À l'intérieur, on pénètre sous le clocher par une petite porte en plein cintre ; le bas-côté sud compte trois travées si l'on considère le clocher, et des éléments romans indiquent que la façade primitive ne dépassait probablement pas le mur oriental du clocher. L'abside présente une voûte en cul-de-four et des travées droites voûtées en berceau brisé sur doubleaux en appareil régulier ; une grande arcade de communication relie l'abside à la nef. Les vitraux contemporains datent de 1968.
La sculpture romane de l'église relève de deux phases distinctes, XIe siècle et fin XIIe–début XIIIe siècle. Les chapiteaux des quatre grands piliers de la nef appartiennent au XIe siècle et se caractérisent par des corbeilles allongées aux angles abattus et des décors souvent géométriques ou schématiques, avec stries, volutes simplifiées et animaux affrontés. Quelques chapiteaux datent de la reconstruction du chœur et de l'abside à la fin du XIIe siècle et ornent l'arcade romane en plein cintre qui séparait primitivement le chœur des collatéraux. Certains chapiteaux de la nef ont été mutilés lors de l'installation de la chaire ; le chapiteau le plus travaillé présente des scènes figurées avec quadrupèdes, oiseaux et feuillages, tandis que d'autres corbeilles du chœur et de l'abside offrent des motifs de feuilles d'eau, d'astéries et de têtes humaines.

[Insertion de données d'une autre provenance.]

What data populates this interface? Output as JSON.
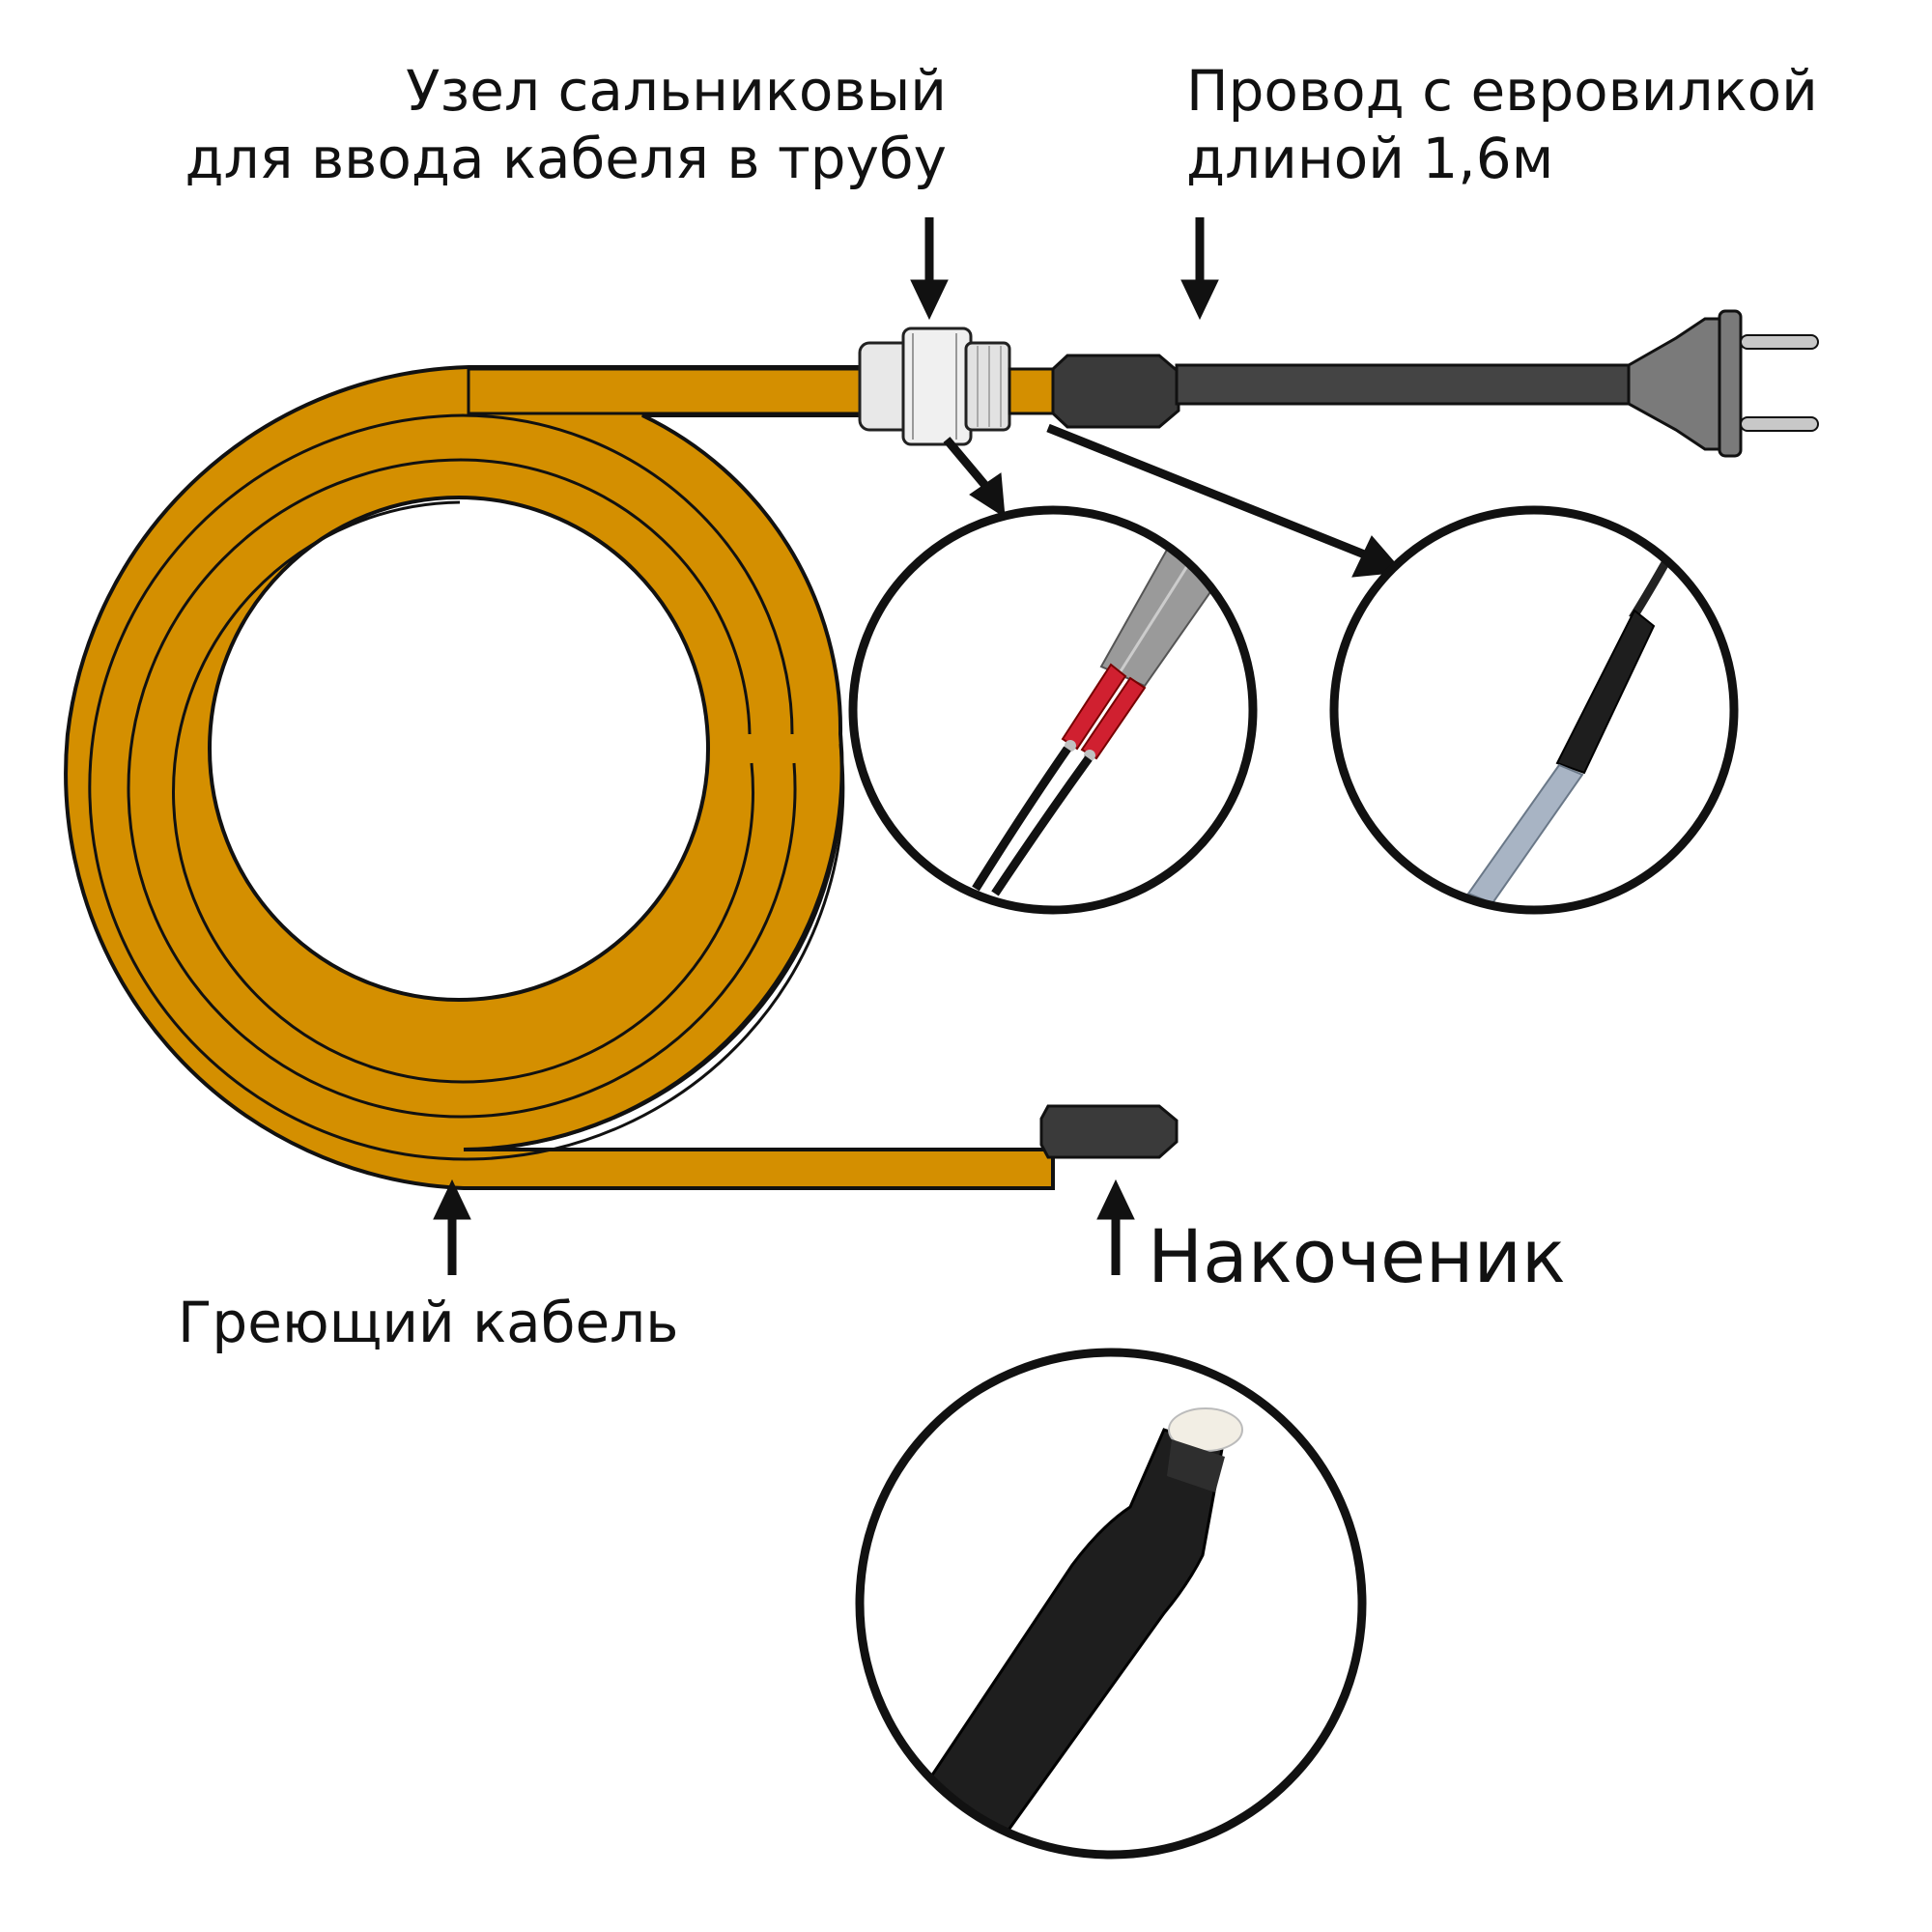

Le mobilier comprend devant l'autel majeur des restes de bas-reliefs en pierre — trois panneaux visibles aujourd'hui et un quatrième incrusté dans le mur nord de la chapelle Saint-Jean — liés au style des drapés daté par les spécialistes de la fin du XIVe siècle ou du début du XVe siècle ; ces panneaux représentent notamment saint Jean-Baptiste, une scène de crucifixion avec la Vierge et saint Jean, et saint Martin partageant son manteau, l'ensemble classé comme objet. Une autre sculpture de saint Martin, partielle, conservée au Musée d'Aquitaine, remonte au milieu du XVe siècle. Dans la chapelle nord dite Saint-Jean se trouvent un bas-relief de la crucifixion du XVe siècle, des statues du XVIIe siècle telles que saint Michel, sainte Catherine et saint Roch (ce dernier classé comme objet), ainsi qu'une cloche de 1738 classée. La chapelle sud dite Notre-Dame abrite une Vierge à l'Enfant du XVIIIe siècle classée, ainsi que des statues de saint Joseph et de sainte Thérèse.

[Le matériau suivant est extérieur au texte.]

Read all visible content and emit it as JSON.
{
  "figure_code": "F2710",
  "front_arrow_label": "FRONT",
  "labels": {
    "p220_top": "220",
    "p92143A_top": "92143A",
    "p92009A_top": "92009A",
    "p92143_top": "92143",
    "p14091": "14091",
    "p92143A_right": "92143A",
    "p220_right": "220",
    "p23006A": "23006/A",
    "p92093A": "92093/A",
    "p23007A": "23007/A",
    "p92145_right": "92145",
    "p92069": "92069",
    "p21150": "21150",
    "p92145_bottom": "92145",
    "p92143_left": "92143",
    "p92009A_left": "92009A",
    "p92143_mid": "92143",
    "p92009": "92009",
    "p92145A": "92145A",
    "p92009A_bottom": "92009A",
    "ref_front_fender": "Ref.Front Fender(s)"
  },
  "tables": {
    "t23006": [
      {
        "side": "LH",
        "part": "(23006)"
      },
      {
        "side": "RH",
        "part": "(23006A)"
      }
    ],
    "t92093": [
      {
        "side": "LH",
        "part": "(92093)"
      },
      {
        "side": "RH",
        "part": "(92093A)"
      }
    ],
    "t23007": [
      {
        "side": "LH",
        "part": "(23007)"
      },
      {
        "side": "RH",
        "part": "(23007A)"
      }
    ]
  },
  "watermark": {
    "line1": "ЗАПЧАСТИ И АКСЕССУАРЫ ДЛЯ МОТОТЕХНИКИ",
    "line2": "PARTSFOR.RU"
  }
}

La collection picturale comprend plusieurs toiles inscrites ou classées : un Christ aux liens lié à sainte Thérèse d'Avila, une peinture de Jean Mazoyer représentant saint François d'Assise et saint Bonaventure (1675), une Déploration copie d'Antoon van Dyck, une Vierge à l'Enfant copie d'un Van Dyck, un Ecce Homo d'après Guido Reni peint en 1873 et d'autres œuvres d'inspiration rubénienne ou mignardesque, certaines reprises aux inventaires du patrimoine. Les fonts baptismaux datent du XVIIe siècle et ont été déplacés dans le porche en 1974 ; l'orgue, attribué au facteur bordelais Nicolas Henry vers 1820, a été restauré en 1886 puis modifié en 2006 avec l'adjonction d'un clavier et inauguré en 2007 par Francis Chapelet.

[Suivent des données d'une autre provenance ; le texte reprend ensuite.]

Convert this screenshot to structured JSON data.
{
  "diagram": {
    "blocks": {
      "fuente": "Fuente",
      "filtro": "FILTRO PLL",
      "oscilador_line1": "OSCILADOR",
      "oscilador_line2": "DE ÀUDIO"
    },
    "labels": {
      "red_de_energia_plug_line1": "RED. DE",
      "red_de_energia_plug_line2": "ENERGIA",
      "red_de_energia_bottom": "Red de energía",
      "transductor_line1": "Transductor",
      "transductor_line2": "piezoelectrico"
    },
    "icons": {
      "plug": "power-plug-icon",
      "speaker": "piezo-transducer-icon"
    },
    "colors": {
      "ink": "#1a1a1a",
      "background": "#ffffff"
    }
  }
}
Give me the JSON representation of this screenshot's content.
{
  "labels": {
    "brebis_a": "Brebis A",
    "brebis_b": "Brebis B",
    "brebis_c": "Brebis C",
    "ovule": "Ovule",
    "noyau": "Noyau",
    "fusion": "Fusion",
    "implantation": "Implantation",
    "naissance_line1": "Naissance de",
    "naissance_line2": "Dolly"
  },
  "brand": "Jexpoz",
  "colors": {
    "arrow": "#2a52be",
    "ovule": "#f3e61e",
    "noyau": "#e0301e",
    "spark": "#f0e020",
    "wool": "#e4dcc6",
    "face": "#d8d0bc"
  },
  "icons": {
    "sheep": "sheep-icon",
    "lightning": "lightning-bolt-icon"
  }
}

À l'extérieur, l'abside primitive à sept pans a perdu quatre pans lors de l'adjonction des chapelles du transept ; les trois pans subsistants sont séparés verticalement par des contreforts plats et organisés en deux niveaux, un soubassement et un étage ajouré de fenêtres, le tout couronné par une corniche à modillons. Chaque baie axiale est encadrée de colonnettes à chapiteaux sculptés et d'archivoltes ornées d'astéries. La corniche est soutenue par une quinzaine de modillons, dont plusieurs figurés ; ces modillons représentent aussi bien des motifs géométriques que des figures animales, humaines ou grotesques, parmi lesquelles figurent un loup, des joueurs d'instruments, des personnages nus et des bossages. Le clocher carré, placé à l'angle sud-ouest, est essentiellement roman, percé de petites baies en plein cintre et muni d'un cadran solaire daté de 1654 ; l'appareil a été retaillé côté sud. La présence et la disparition de cloches durant la Révolution et les remplacements postérieurs sont attestées par les inscriptions et les fontes mentionnées dans les archives.
Sur le mur sud de la nef subsiste l'inscription au-dessus d'une ancienne porte percée en 1649, vestige d'un porche disparu, et l'emplacement d'une ancienne sacristie du XVIIe siècle détruite à la fin du XIXe siècle ; des vestiges de cadrans canoniaux y sont gravés et indiquaient les heures liturgiques. Le cimetière entourait l'église jusqu'en 1856 et l'enclos actuel correspond à cet ancien périmètre ; des fouilles préventives menées en 2013 ont révélé plusieurs phases d'occupation funéraire, la découverte de deux sarcophages mérovingiens et près de 250 sépultures médiévales à modernes. Enfin, lors des mêmes fouilles ont été mis au jour deux coffrages médiévaux reconstitués et présentés dans le porche, contenant les restes de deux adultes, l'un masculin et l'autre féminin.